Non si è fatta attendere la risposta del Pd (che l’ex sindacato aveva espressamente chiamato in causa) alla “esternazione” di Orazio Ciliberti contro il suo successore, Gianni Mongelli, apertamente accusato di una politica che non favorisce il mantenimento dei livelli occupazionali. Ad innescare la polemica è stata il licenziamento dei lavoratori dipendenti da una cooperativa sociale che gestiva percento – non si sa bene se del Comune o dell’Amica – i servizi di spazzamento. “Avremo anche commesso errori – ha detto Ciliberti – ma noialtri non abbiamo mai lasciato nessuno per strada.”  Quindi l’invito al Pd, ad “avere una voce chiara e forte su queste tematiche. Subito e senza esitazione.”
A rispondere a Ciliberti è stato il segretario cittadino del Pd, Mariano Rauseo, con un comunicato stampa, che offre un saggio di equilibrismo politico. In buona sostanza l Pd non prende le distanze, così come avrebbe desiderato Cliberti, dal sindaco Mongelli. Ma promette, comunque,  di monitorare attentamente l’evolversi della situazione.
“Il Partito democratico di Foggia – si legge nella nota di Rauseo – ha già chiarito, in modo inequivocabile, la sua posizione in merito alla politica di risanamento, avviata dall’Amministrazione comunale in carica. A tale proposito, il PD cittadino ha detto e ribadisce che l’azione amministrativa, al di là dei necessari tagli agli sprechi, deve svilupparsi nel quadro di una complessiva strategia di sviluppo che risponda, adeguatamente, ai bisogni e alle molteplici esigenze sociali della comunità foggiana.”
” In una città ad altissimo tasso di disoccupazione, conseguenza di un’atavica e strutturale carenza di attività produttive, – aggiunge l segretario cittadino – la civica Amministrazione non può sottrarsi e certamente non si sottrarrà al dovere di contribuire, se non all’incremento, quanto meno al mantenimento delle opportunità di lavoro esistenti.”
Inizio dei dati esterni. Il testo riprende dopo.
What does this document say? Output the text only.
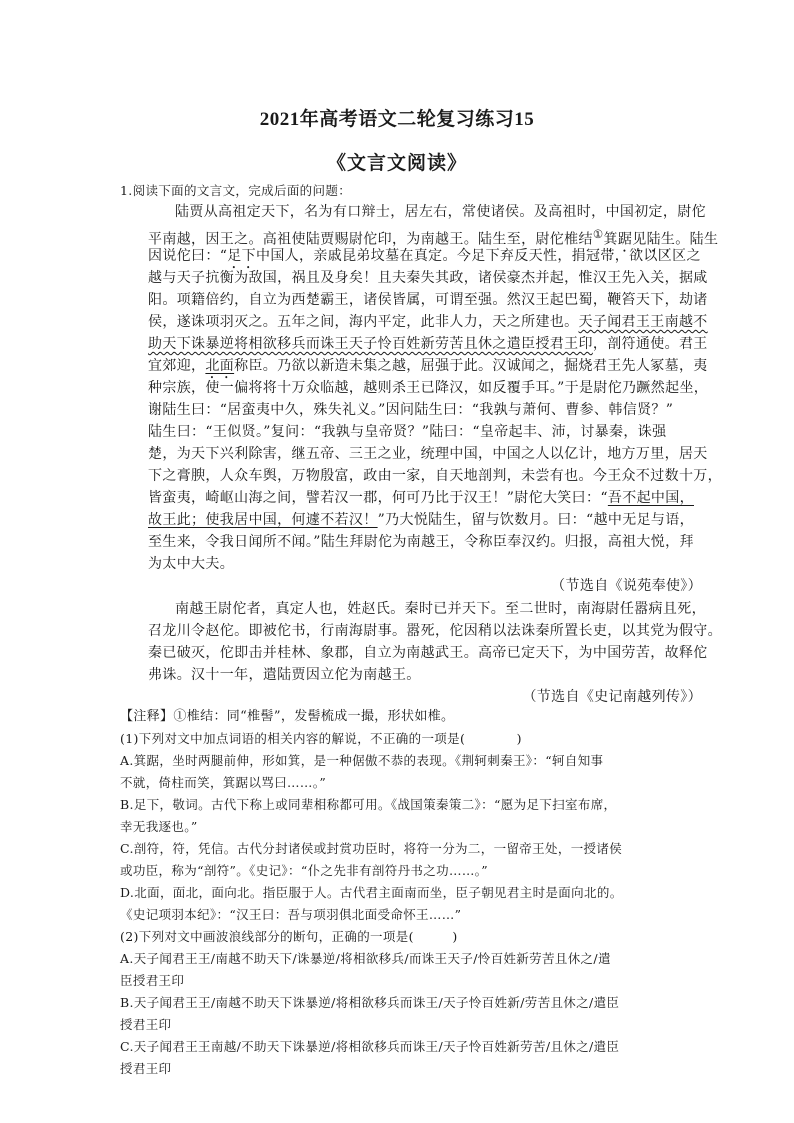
2021年高考语文二轮复习练习15
《文言文阅读》
1.阅读下面的文言文，完成后面的问题：
陆贾从高祖定天下，名为有口辩士，居左右，常使诸侯。及高祖时，中国初定，尉佗
平南越，因王之。高祖使陆贾赐尉佗印，为南越王。陆生至，尉佗椎结①箕踞见陆生。陆生
因说佗曰：“足下中国人，亲戚昆弟坟墓在真定。今足下弃反天性，捐冠带，欲以区区之
越与天子抗衡为敌国，祸且及身矣！且夫秦失其政，诸侯豪杰并起，惟汉王先入关，据咸
阳。项籍倍约，自立为西楚霸王，诸侯皆属，可谓至强。然汉王起巴蜀，鞭笞天下，劫诸
侯，遂诛项羽灭之。五年之间，海内平定，此非人力，天之所建也。天子闻君王王南越不
助天下诛暴逆将相欲移兵而诛王天子怜百姓新劳苦且休之遣臣授君王印，剖符通使。君王
宜郊迎，北面称臣。乃欲以新造未集之越，屈强于此。汉诚闻之，掘烧君王先人冢墓，夷
种宗族，使一偏将将十万众临越，越则杀王已降汉，如反覆手耳。”于是尉佗乃蹶然起坐，
谢陆生曰：“居蛮夷中久，殊失礼义。”因问陆生曰：“我孰与萧何、曹参、韩信贤？”
陆生曰：“王似贤。”复问：“我孰与皇帝贤？”陆曰：“皇帝起丰、沛，讨暴秦，诛强
楚，为天下兴利除害，继五帝、三王之业，统理中国，中国之人以亿计，地方万里，居天
下之膏腴，人众车舆，万物殷富，政由一家，自天地剖判，未尝有也。今王众不过数十万，
皆蛮夷，崎岖山海之间，譬若汉一郡，何可乃比于汉王！”尉佗大笑曰：“吾不起中国，
故王此；使我居中国，何遽不若汉！”乃大悦陆生，留与饮数月。曰：“越中无足与语，
至生来，令我日闻所不闻。”陆生拜尉佗为南越王，令称臣奉汉约。归报，高祖大悦，拜
为太中大夫。
（节选自《说苑奉使》）
南越王尉佗者，真定人也，姓赵氏。秦时已并天下。至二世时，南海尉任嚣病且死，
召龙川令赵佗。即被佗书，行南海尉事。嚣死，佗因稍以法诛秦所置长吏，以其党为假守。
秦已破灭，佗即击并桂林、象郡，自立为南越武王。高帝已定天下，为中国劳苦，故释佗
弗诛。汉十一年，遣陆贾因立佗为南越王。
（节选自《史记南越列传》）
【注释】①椎结：同“椎髻”，发髻梳成一撮，形状如椎。
(1)下列对文中加点词语的相关内容的解说，不正确的一项是(　　　　)
A.箕踞，坐时两腿前伸，形如箕，是一种倨傲不恭的表现。《荆轲刺秦王》：“轲自知事
不就，倚柱而笑，箕踞以骂曰……。”
B.足下，敬词。古代下称上或同辈相称都可用。《战国策秦策二》：“愿为足下扫室布席，
幸无我逐也。”
C.剖符，符，凭信。古代分封诸侯或封赏功臣时，将符一分为二，一留帝王处，一授诸侯
或功臣，称为“剖符”。《史记》：“仆之先非有剖符丹书之功……。”
D.北面，面北，面向北。指臣服于人。古代君主面南而坐，臣子朝见君主时是面向北的。
《史记项羽本纪》：“汉王曰：吾与项羽俱北面受命怀王……”
(2)下列对文中画波浪线部分的断句，正确的一项是(　　　)
A.天子闻君王王/南越不助天下/诛暴逆/将相欲移兵/而诛王天子/怜百姓新劳苦且休之/遣
臣授君王印
B.天子闻君王王/南越不助天下诛暴逆/将相欲移兵而诛王/天子怜百姓新/劳苦且休之/遣臣
授君王印
C.天子闻君王王南越/不助天下诛暴逆/将相欲移兵而诛王/天子怜百姓新劳苦/且休之/遣臣
授君王印
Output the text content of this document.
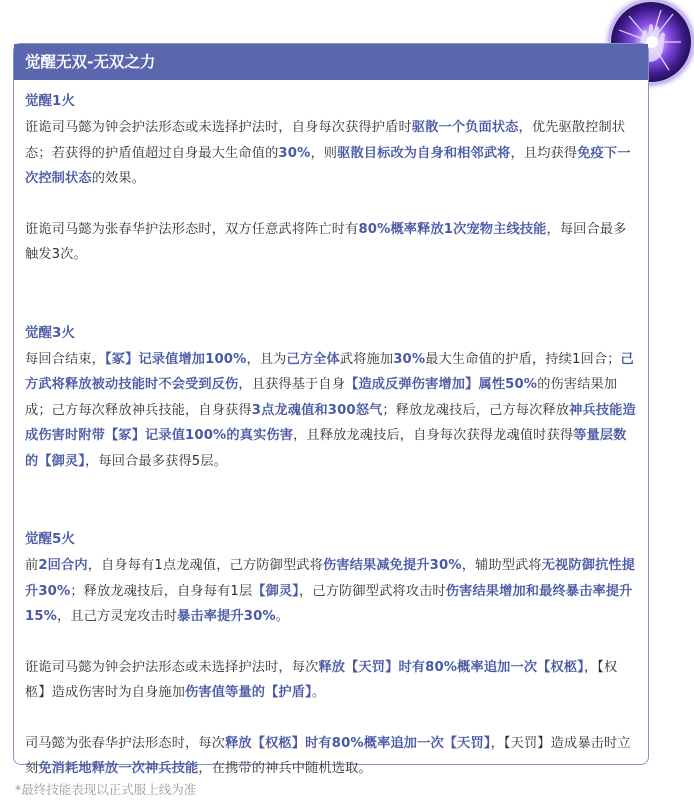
觉醒无双-无双之力
觉醒1火

诳诡司马懿为钟会护法形态或未选择护法时，自身每次获得护盾时驱散一个负面状态，优先驱散控制状态；若获得的护盾值超过自身最大生命值的30%，则驱散目标改为自身和相邻武将，且均获得免疫下一次控制状态的效果。

诳诡司马懿为张春华护法形态时，双方任意武将阵亡时有80%概率释放1次宠物主线技能，每回合最多触发3次。

觉醒3火

每回合结束，【冢】记录值增加100%，且为己方全体武将施加30%最大生命值的护盾，持续1回合；己方武将释放被动技能时不会受到反伤，且获得基于自身【造成反弹伤害增加】属性50%的伤害结果加成；己方每次释放神兵技能，自身获得3点龙魂值和300怒气；释放龙魂技后，己方每次释放神兵技能造成伤害时附带【冢】记录值100%的真实伤害，且释放龙魂技后，自身每次获得龙魂值时获得等量层数的【御灵】，每回合最多获得5层。

觉醒5火

前2回合内，自身每有1点龙魂值，己方防御型武将伤害结果减免提升30%，辅助型武将无视防御抗性提升30%；释放龙魂技后，自身每有1层【御灵】，己方防御型武将攻击时伤害结果增加和最终暴击率提升15%，且己方灵宠攻击时暴击率提升30%。

诳诡司马懿为钟会护法形态或未选择护法时，每次释放【天罚】时有80%概率追加一次【权柩】，【权柩】造成伤害时为自身施加伤害值等量的【护盾】。

司马懿为张春华护法形态时，每次释放【权柩】时有80%概率追加一次【天罚】，【天罚】造成暴击时立刻免消耗地释放一次神兵技能，在携带的神兵中随机选取。

*最终技能表现以正式服上线为准
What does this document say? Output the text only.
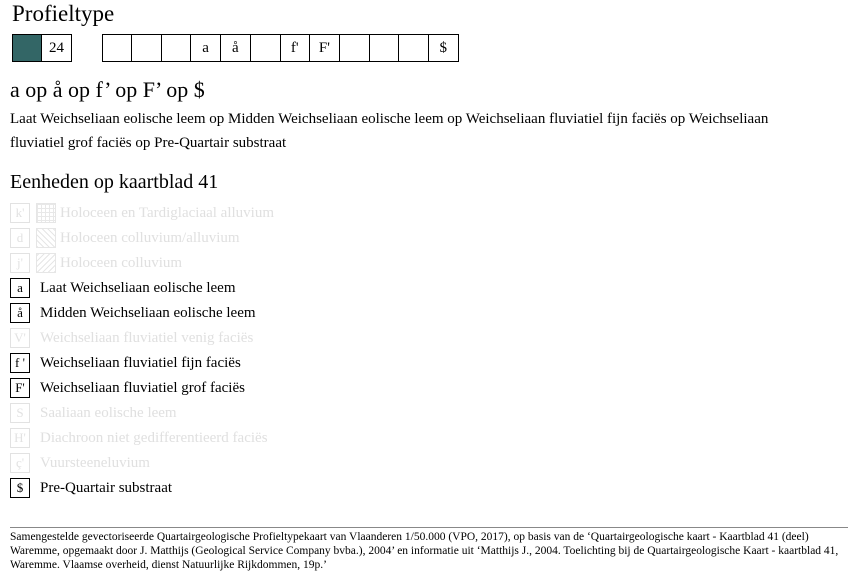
Profieltype
24	a	å	f'	F'	$
a op å op f’ op F’ op $
Laat Weichseliaan eolische leem op Midden Weichseliaan eolische leem op Weichseliaan fluviatiel fijn faciës op Weichseliaan fluviatiel grof faciës op Pre-Quartair substraat
Eenheden op kaartblad 41
k'	Holoceen en Tardiglaciaal alluvium
d	Holoceen colluvium/alluvium
j'	Holoceen colluvium
a	Laat Weichseliaan eolische leem
å	Midden Weichseliaan eolische leem
V' Weichseliaan fluviatiel venig faciës
f '	Weichseliaan fluviatiel fijn faciës
F'	Weichseliaan fluviatiel grof faciës
S	Saaliaan eolische leem
H' Diachroon niet gedifferentieerd faciës
ç'	Vuursteeneluvium
$	Pre-Quartair substraat
Samengestelde gevectoriseerde Quartairgeologische Profieltypekaart van Vlaanderen 1/50.000 (VPO, 2017), op basis van de ‘Quartairgeologische kaart - Kaartblad 41 (deel) Waremme, opgemaakt door J. Matthijs (Geological Service Company bvba.), 2004’ en informatie uit ‘Matthijs J., 2004. Toelichting bij de Quartairgeologische Kaart - kaartblad 41, Waremme. Vlaamse overheid, dienst Natuurlijke Rijkdommen, 19p.’
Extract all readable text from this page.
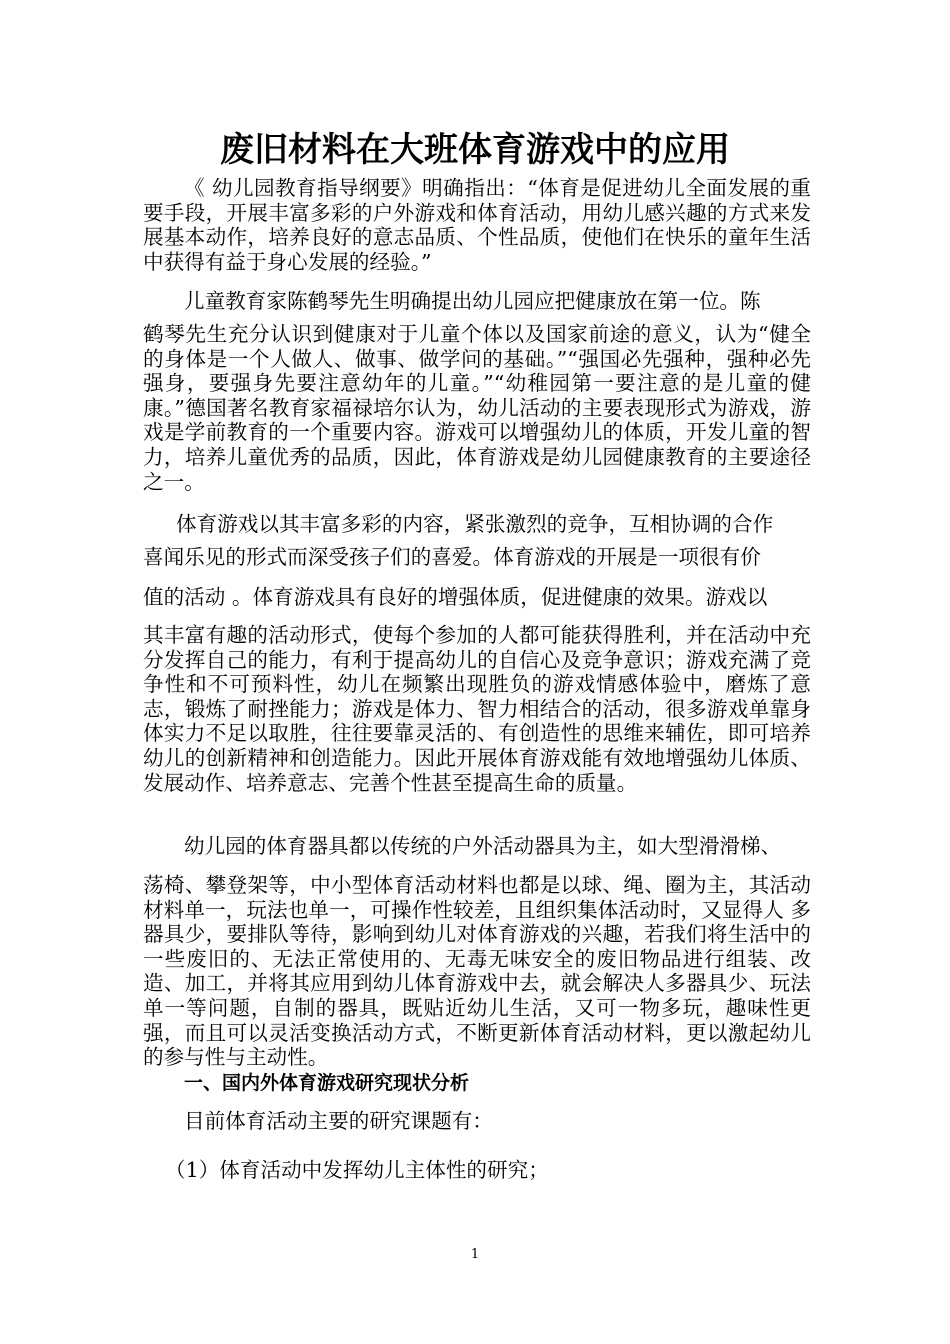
废旧材料在大班体育游戏中的应用

《 幼儿园教育指导纲要》明确指出：“体育是促进幼儿全面发展的重要手段，开展丰富多彩的户外游戏和体育活动，用幼儿感兴趣的方式来发展基本动作，培养良好的意志品质、个性品质，使他们在快乐的童年生活中获得有益于身心发展的经验。”

儿童教育家陈鹤琴先生明确提出幼儿园应把健康放在第一位。陈

鹤琴先生充分认识到健康对于儿童个体以及国家前途的意义，认为“健全的身体是一个人做人、做事、做学问的基础。”“强国必先强种，强种必先强身，要强身先要注意幼年的儿童。”“幼稚园第一要注意的是儿童的健康。”德国著名教育家福禄培尔认为，幼儿活动的主要表现形式为游戏，游戏是学前教育的一个重要内容。游戏可以增强幼儿的体质，开发儿童的智力，培养儿童优秀的品质，因此，体育游戏是幼儿园健康教育的主要途径之一。

体育游戏以其丰富多彩的内容，紧张激烈的竞争，互相协调的合作

喜闻乐见的形式而深受孩子们的喜爱。体育游戏的开展是一项很有价

值的活动 。体育游戏具有良好的增强体质，促进健康的效果。游戏以

其丰富有趣的活动形式，使每个参加的人都可能获得胜利，并在活动中充分发挥自己的能力，有利于提高幼儿的自信心及竞争意识；游戏充满了竞争性和不可预料性，幼儿在频繁出现胜负的游戏情感体验中，磨炼了意志，锻炼了耐挫能力；游戏是体力、智力相结合的活动，很多游戏单靠身体实力不足以取胜，往往要靠灵活的、有创造性的思维来辅佐，即可培养幼儿的创新精神和创造能力。因此开展体育游戏能有效地增强幼儿体质、发展动作、培养意志、完善个性甚至提高生命的质量。

幼儿园的体育器具都以传统的户外活动器具为主，如大型滑滑梯、

荡椅、攀登架等，中小型体育活动材料也都是以球、绳、圈为主，其活动材料单一，玩法也单一，可操作性较差，且组织集体活动时，又显得人 多器具少，要排队等待，影响到幼儿对体育游戏的兴趣，若我们将生活中的一些废旧的、无法正常使用的、无毒无味安全的废旧物品进行组装、改造、加工，并将其应用到幼儿体育游戏中去，就会解决人多器具少、玩法单一等问题，自制的器具，既贴近幼儿生活，又可一物多玩，趣味性更强，而且可以灵活变换活动方式，不断更新体育活动材料，更以激起幼儿的参与性与主动性。

一、国内外体育游戏研究现状分析

目前体育活动主要的研究课题有：

（1）体育活动中发挥幼儿主体性的研究；

1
“Il PD di Foggia intende, pertanto, – conclude Rauseo – rassicurare l’ex-sindaco, Orazio Ciliberti, circa l’impegno del partito a tenere alta l’attenzione, nella consapevolezza che l’azione amministrativa della giunta Mongelli, nell’attuazione del suo significativo programma di risanamento e di rilancio, non potrà non farsi carico delle numerose emergenze sociali e delle preoccupazioni di chi rischia di pagare le conseguenze negative della difficile situazione che stiamo attraversando.Il che rientra nella sensibilità e nel quadro di valori, che rappresentano il punto di riferimento costante e la cifra ideale e politica del PD e del centrosinistra, il cui obiettivo è di assicurare,a tutti, i fondamentali diritti di cittadinanza,combinando lo sviluppo e l’efficienza con la coesione sociale e con le necessarie garanzie per i lavoratori e per quanti sono più esposti ai venti della crisi.”
Nessuna scomunica a Mongelli, insomma, e nessun cenno, tra l’altro, alla netta “discontinuità” che il nuovo sindaco sta marcando rispetto al suo predecessore, e che tra la sua manifestazione più evidente (e più apprezzata dai cittadini…) nel drastico taglio imposto ai costi della politica, e nell’impegno ad affrontare l’emergenza finanziaria del Comune di Foggia. Ma i toni sono decisamente morbidi, e tra le righe si può facilmente leggere che, con buona pace di Ciliberti, almeno per il momento il Partito Democratico non se la sente di creare problemi a Mongelli.